Гермиона не знала, зачем он комментировал свои действия, но если его целью было успокоить, то удавалось ему хорошо. Сделав всё так, как и сказал, Хэйвуд повернулся спиной, пока она вытирала живот, грудь и шею.
— Я закончила, — одёрнув футболку и вязаную кофту, Гермиона отдала ему полотенце.
— Лучше?
— Да, намного. Спасибо вам большое. За это и за...
— Спасение — понятие безвозмездное.
Интонация показалась Гермионе настолько знакомой, что она еле сдержала порыв сорвать с его головы капюшон и внимательно рассмотреть лицо.
Плита зашипела — кипящая вода выливалась из-под крышки. Хэйвуд снова забормотал что-то про чью-то бороду и кинулся перекрывать газ.
* * *
Наверное, ещё никогда горячий картофель (слегка недосоленный), пара кусков хлеба и молоко не были такими вкусными, как сейчас. Что бы Хэйвуд не говорил о том, что благодарность лишняя, Гермиона пыталась придумать хоть один способ, как воздать ему должное, но, как назло, на ум ничего не приходило.
— Я хотела спросить, — быстро утерев губы от молочных усов, произнесла она, — нет ли у вас каких-нибудь книг? Для сна время раннее, ходить мне нельзя, а от скуки умираю просто.
Хэйвуд кинул на неё продолжительный и наверняка тяжёлый взгляд (в тени капюшона видно не было), а потом резко встал из-за стола, схватил шубу и вышел из дома. Гермиона запаниковала: а не вывела ли она из себя своего спасителя? То помыться ей понадобилось, то теперь развлечение придумать. Она стала обыгрывать вслух возможные варианты извинений, за чем её и застал быстро вернувшийся Хэйвуд, замерев на пороге комнаты с двумя книгами в руках.
— Нашлась только инструкция по эксплуатации маяка и Виктор Гюго. Полагаю, вторая будет куда интереснее.

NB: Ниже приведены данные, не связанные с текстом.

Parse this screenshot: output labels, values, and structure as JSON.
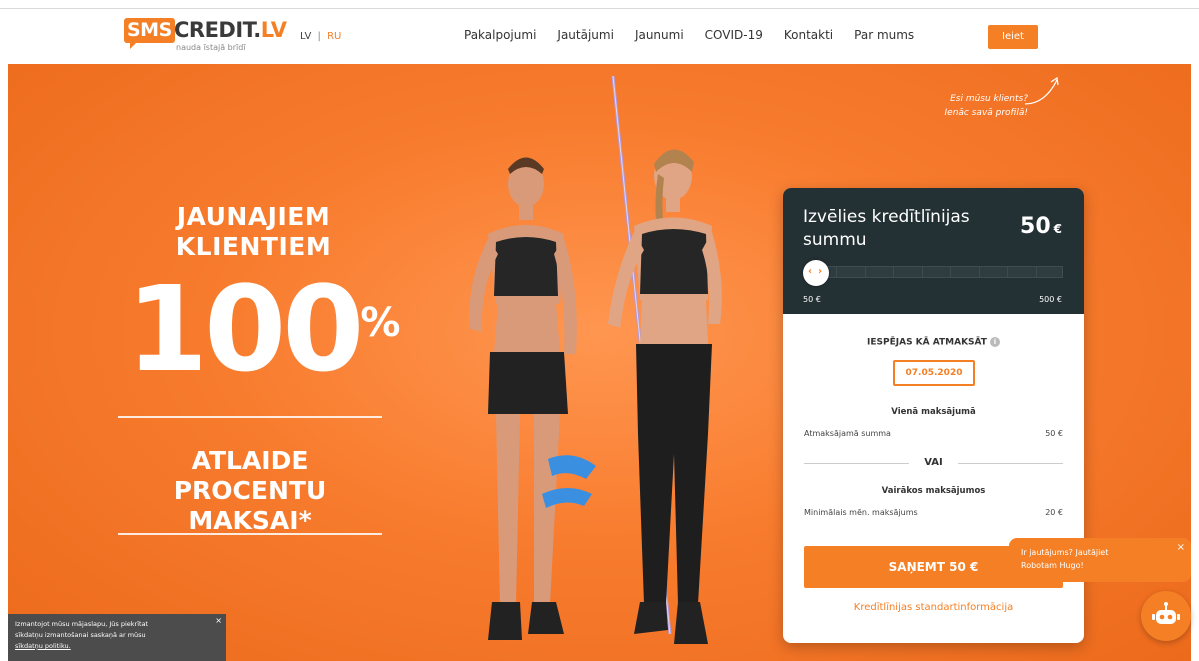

Она не знала, удалость ли ей спрятать смущение и не раскраснеться, но при виде толстого фолианта в кожаном переплёте Гермиона забыла обо всём. Как гласила надпись на авантитуле, издание было 1899 года. Почти сто лет. С тоской оглядев пожелтевшие от старости страницы и обшарпанный корешок, она крепко прижала книгу к груди и носом вдохнула её запах: солёная вода и бумага.
«А ещё считается, что она пахнет для каждого по-разному, что кого привлекает, и я чувствую запах скошенной травы, нового пергамента и...»
От боли в висках мир словно почернел.
— Гермиона! — сжал её плечи возникший рядом Хэйвуд. — С вами всё в порядке?
— Наверное воспоминания возвращаются, — она с трудом открыла глаза — череп будто вскрыли тупым ножом. — Так странно, я видела то ли подвал, то ли подземелье какое-то, мужчину в странном плаще и кучу склянок и котлов.
— Может, вы задремали?
— Сомневаюсь, — твёрдо ответила Гермиона.
— В любом случае, я бы не советовал вам копаться в этом воспоминании. Память должна возвращаться сама, без вашего принудительного вмешательства.
— Вы так говорите, словно у меня голова откручивается и существует отдельно!
— Сделайте так, чтобы существовала, — впервые за время их короткого знакомства она услышала в его голосе плохо скрываемое раздражение.
Гермиона предпочла ничего не отвечать. И только когда пальцы Хэйвуда разжались на её плечах, а сам он резко отодвинулся и встал, она поняла, что всё время их небольшого спора он её держал. Очень крепко.
— Я вернусь через пару часов. Молоко и хлеб оставлю на тумбочке, если вдруг проголодаетесь.
И снова это описание действий. Если в первые секунды их знакомства он показался страшным, то теперь он стал чудным и окончательно непонятным.
«Угукнув» на прощание, взгляда от книги она не подняла. Громкий хлопок за дверью Гермиона списала на ударивший по дощатым стенам ветер.